Claro que não se vive de poesias, se vive de vendas, a não ser que você transforme a poesia em um bom produto, ou quem sabe, em lindas canções, tudo isso para vender é claro?!

Faça como os Beatles, nunca foram gênios, mais foram excelentes vendedores! Entende? Outro exemplo, bem atual: Anita. Ela passou de vendedora em uma loja a ser vendedora de sua própria imagem, sem genialidade nenhuma!

E já faturou em menos de 10 anos de carreira o que a obra de Patativa, genial, diga-se de passagem, não arrecadou em 100 anos. Aprenda quem é você e você descobrirá o que deve vender.

The Beatles e Anita. Um grupo de rapazes de classe média, nascidos em Liverpool (Inglaterra) e uma jovem garota dos subúrbios carioca, cada um à sua época, tonaram-se protagonistas e símbolos de gerações.

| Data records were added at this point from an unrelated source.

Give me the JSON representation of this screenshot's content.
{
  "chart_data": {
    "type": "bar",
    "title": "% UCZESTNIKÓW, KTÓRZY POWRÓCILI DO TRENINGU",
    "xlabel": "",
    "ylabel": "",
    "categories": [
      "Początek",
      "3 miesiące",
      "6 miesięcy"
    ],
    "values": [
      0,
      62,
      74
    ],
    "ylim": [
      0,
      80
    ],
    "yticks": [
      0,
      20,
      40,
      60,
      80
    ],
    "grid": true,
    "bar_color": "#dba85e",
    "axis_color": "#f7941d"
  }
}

Beatles, no pós-guerra, musicalizando, ritmando discursos que eram poemas, embasados na mensagem da filosofia do “drop out” (cair fora), lema do famoso guru da contracultura e professor da Universidade de Harvard, Timothy Leary, que incitava os jovens com o lema: “turn on, turn in, and drop out” (se ligue, sintonize e caia fora). A propósito, aqui no Brasil esse mesmo lema foi reformulado habilidosa e estrategicamente pelos ideólogos do Governo Militar com a frase do marketing nacionalista da ditadura de então: “ame-o ou deixe-o”. Nos Estados Unidos, a mensagem era de que os jovens caíssem fora daquele sistema político e social repressor e excessivamente voltado para o consumo de bens e serviços. Questionava-se o padrão familiar vigente e pregava-se a liberdade sexual. A Proposta era uma revisão crítica ao establishment, como se costumava chamar o sistema e, entre outras mudanças, construir novos significados e novas formas de viver e relacionar-se com os outros e consigo mesmo. Lá e aqui, a tal filosofia foi bem vendida e colocou em confronto, valores e comportamento sociais e políticos.

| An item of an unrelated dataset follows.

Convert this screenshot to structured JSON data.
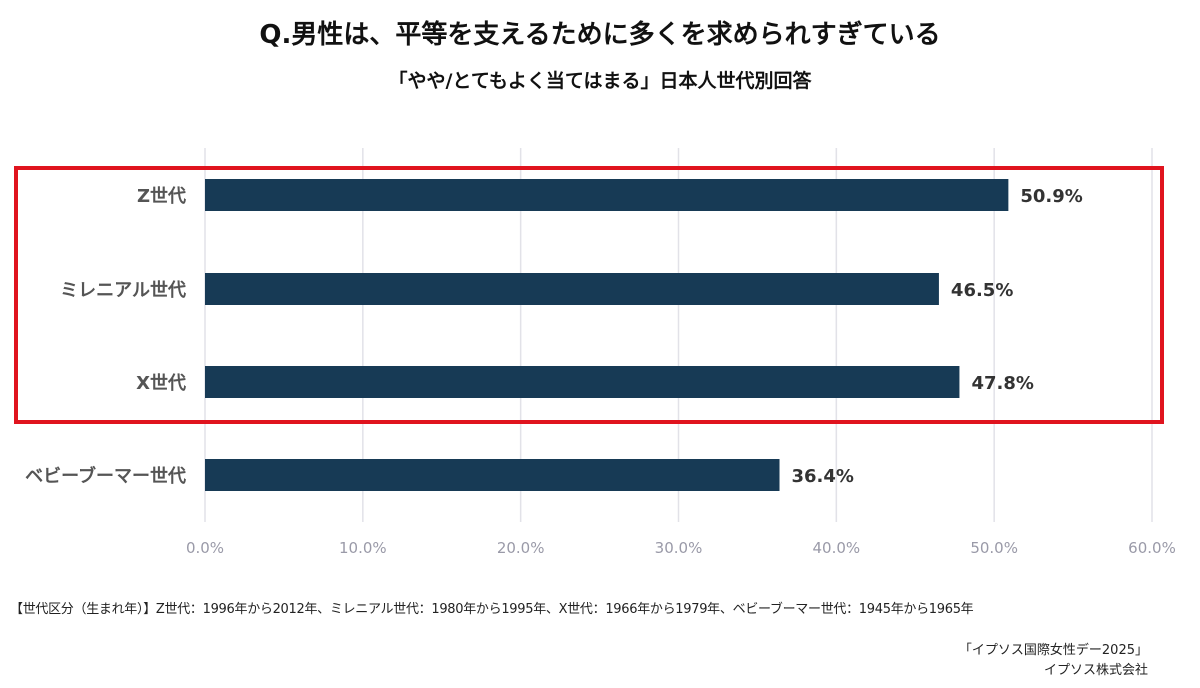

Larissa de Macedo Machado, vendedora numa loja na periferia do Rio de Janeiro, em menos de dez a anos, ficou conhecida pelo codinome de Anita. Agora ela é uma cantora uma compositora, atriz e apresentadora brasileira, sócia proprietária de uma produtora artística “Rodamoinho Produtora.” Anita começou a cantar aos 7 anos em um coral de uma igreja católica no bairro Honório Gurgel, no Rio de Janeiro e na mesma época fazia aulas de dança de salão. Chegou a dar aula e até hoje, se aproveita de sua habilidade como dançarina em seus shows e vídeo clips. Numa atitude estratégica e oportuna, trocou a dança de salão pelo stiletto, a dança do salto alto, dando um UP inovador na carreira artística. Chagou a ter a música Bang no game Just Dance 2017. Ou seja: Vendeu-se muito bem e está modificando modos e modas na atual geração e, como nos lembra Rosemberg Pires, ganha mais dinheiro do que jamais sonhou ganhar, o poeta Patativa do Assaré.

Beatles e Anita. Você pode não gostar de nenhum dos dois; nem poderá negar que souberam se vender. Quem percebeu o tamanho das voltas que o mundo dá, mudou com ele e, foi tão habilidoso e perspicaz nos seus métodos, que fez seguidores.

O mundo segue mudando e, ou você se apercebe e reage, ou não saberá onde seus clientes estarão, nem perceberá o que eles precisam agora. O mundo da comunicação digital, por exemplo, deu vitalidade aos negócios por conta da proliferação e o bom uso das redes sociais. Facebook, Twitter, Instagram, Linkdin, são algumas dessas vias. E o bom uso dessas redes de socializar, vendem, antecipam negócios em todas as gerações.

O melhor vendedor que você sonha e precisa ser, deve aprender a usar em benefícios dos seus negócios as redes sociais, embora haja quem o faz atualmente apenas como lazer. Gerir uma rede social exige uma coordenação estratégica, uma rigorosa seleção de parceiros para – não apenas localizar clientes, mas, principalmente, ser encontrado por eles.  E uma observação importante: não basta apenas levar horas e horas caçando clientes. Numa rede social.

O bom vendedor colhe aquilo que planta.

Para refletir:

“PARA SER GRANDE, SÊ INTEIRO: NADA TEU EXAGERA OU EXCLUI. SÊ TODO EM CADA COISA. PÕE QUANTO ÉS NO MÍNIMO QUE FAZES. ”

(Fernando Pessoa)

“O MELHOR SERVIÇO DISTINGUE-SE PELA QUALIDADE DA RELAÇÃO HUMANA COM QUE É PRESTADO.

(Carla Carvalho Dias)

Fonte: Uma imagem, uma ideia, um produto, venda o que seu cliente precisa.

Autores: Tadeu Nascimento e Rosemberg Pires.